Chegada - Dr. Ryan Meili

June 2010

 

Returning to Mozambique, a place I have lived, loved and left, is a strange thing. I spent months here, knew it well. I came first as a student, later a a resident, a doctor, a teacher. I have seen it change and I too have changed. Yet no matter how connected I feel when i'm here, how hard I try to keep in touch, upon returning home the channel changes. My grip on the place slips away until it becomes a blur of snapshots and select stories. Caught up in the life of home, family, friends, profession and purpose, it rarely comes to mind as more than a warm feeling, a vague affinity.

As I return, however, the vaults open slowly as my mind starts to re-map. It starts with packing, pulling out books of Xitswa (the local language) and Tropical Medicine. Later on the plane I see the faces change as we go from Frankfurt to Johannesburg to Maputo. The first real detail to arrive is geography as the mind prepares to orient itself. First streets and landmarks, then faces and names. Upon landing the heat and smells bring you further back. With the first snippets of language comes a flood of recognition: speech patterns, accents, odd expressions. I recall that breakfast is matabicho and a bus a machibombo, and that constipação means your nose is plugged not the other end. I laugh out loud remembering how after meals, having confused nzi xurile with nzi swarile, every time I thought I was telling people I was full but really kept telling them I was ugly. Very ugly. Funny how long it took for anyone to correct me.

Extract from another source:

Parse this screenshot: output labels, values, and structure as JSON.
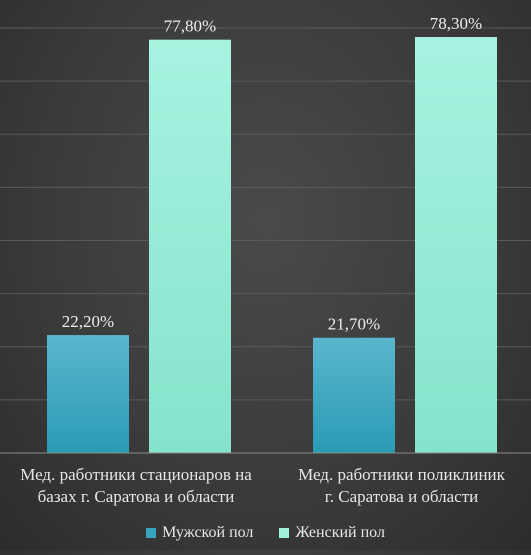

Maputo is a marvelous city, the cultural centre of the country, home to theatre, music and art, to good food and fascinating people, to crumbling colonial architecture and revolutionary recollections. Samora Machel, the first president and hero of the independence movement, is the Che Guevara of Mozambique and as ubiquitous a symbol on t-shirts and murals and statues. The streets, named during the first days of the socialist revolution, give rise to historically impossible and fascinating encounters, where Karl Marx meets Ho Chi Minh and Lenin runs into Lumumba.

 

Mozambique is a former Portuguese colony located on the East coast of Africa, noighbour to Tanzania and South Africa, among others. The Frente de Liberação de Moçambique (Frelimo), led first by Eduardo Mondlane and later Samora Machel, overthrew the Portuguese in 1975. This was followed by a brutal internal war of over 15 years between Frelimo and the Resistencia Nacional de Moçambique (Renamo), a resistance force supported by Rhodesia and South Africa. In 1992 Frelimo and Renamo signed a peace accord that has seen the opposing armies become political parties in parliament in the capitol city of Maputo.

For us, Maputo is a haven between the real world of Saskatoon and the just as real and responsibility heavy world of Massinga. A few days of transition here give a chance to adjust to temperature and language, to catch up with old friends and familiar sites, and to prepare for the journey north and the intense but rewarding work of a rural hospital.